Веле Штылвелд: Бурлеск и местечковость в украинской литературе



Современная украинская литература часто балансирует между бурлеском и местечковостью: это проявляется в ироничных формах, пародийности и замкнутости культурного поля, где высокий сюжет намеренно занижается, а локальные мотивы превращаются в национальный стиль. Такой подход одновременно оживляет традицию и ограничивает её развитие, создавая эффект «нездорового бурлеска».

---
Обзор: бурлеск и местечковость в украинской литературе
1. Истоки бурлеска
Феномен бурлеска восходит к Івану Котляревському и его «Енеїді», где античний сюжет був знижений до народного рівня. Це стало основою для української літературної мови, але також заклало традицію іронічного зниження високих тем.
2. Трансформация в XX веке
В советский период бурлеск использовался как форма сопротивления официозу. Авторы нонконформисты, такие как Юрий Винничук, применяли пародию и сатиру для разрушения идеологических канонов, превращая смех в оружие против системы.
3. Группа «Бу-Ба-Бу»
Юрий Андрухович, Виктор Неборак и Александр Ирванец создали литературное объединение «Бу-Ба-Бу» (бурлеск, балаган, буфонада). Их творчество стало символом постмодернистского карнавала, где местечковая урбанистика и ирония переплетаются с философскими размышлениями.
4. Нездоровый бурлеск
Современные тексты часто страдают от чрезмерного использования сниженного стиля. Высокие темы — национальная идентичность, история, культура — превращаются в площадной фарс, что снижает их ценность и делает литературу замкнутой в круге самоповторов.
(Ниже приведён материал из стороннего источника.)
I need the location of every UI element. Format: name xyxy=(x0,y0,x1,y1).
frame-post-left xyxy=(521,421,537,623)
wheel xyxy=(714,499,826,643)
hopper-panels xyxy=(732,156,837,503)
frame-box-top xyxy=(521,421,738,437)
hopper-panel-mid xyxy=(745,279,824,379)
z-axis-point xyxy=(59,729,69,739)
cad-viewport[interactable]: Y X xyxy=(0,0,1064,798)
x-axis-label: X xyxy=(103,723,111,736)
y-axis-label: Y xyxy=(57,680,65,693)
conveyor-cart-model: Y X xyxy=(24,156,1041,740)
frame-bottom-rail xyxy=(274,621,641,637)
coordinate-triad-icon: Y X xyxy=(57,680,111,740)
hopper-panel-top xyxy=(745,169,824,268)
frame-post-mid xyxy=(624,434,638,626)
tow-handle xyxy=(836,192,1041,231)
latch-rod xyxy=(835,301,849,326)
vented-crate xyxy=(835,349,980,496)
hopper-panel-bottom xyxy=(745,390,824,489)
5. Местечковость как стиль
Украинская литература нередко ограничивается локальными сюжетами, которые не выходят за пределы «своего двора». Это создает эффект культурного местечка рядом с «пустым городом» — престижного, но замкнутого пространства, где всё вращается вокруг мелких конфликтов.
6. Примеры в прозе
В прозе Винничука и Андруховича бурлеск проявляется через гротескные сцены, эротизм и пародийные формы. Эти тексты яркие, но часто скандальные, что усиливает ощущение «нездорового» смеха, лишённого глубины.
7. Поэзия и карнавал
Поэтические эксперименты «Бу-Ба-Бу» и их последователей расширили язык, но одновременно закрепили привычку к балагану. Апунктуация, просторечие, вульгаризмы стали нормой, что усилило местечковый характер литературы.
8. Критика и восприятие
Критики отмечают, что бурлеск и местечковость стали визитной карточкой украинской литературы, но это также её тупик. Литература часто не стремится к универсальности, а довольствуется внутренним смехом и самопародией.
9. Итог
Современная украинская литература живёт в парадоксе: бурлеск оживляет её, но делает нездоровой; местечковость сохраняет идентичность, но лишает выхода в мир. Это одновременно сила и слабость, которая требует нового дыхания и выхода за пределы привычного карнавала.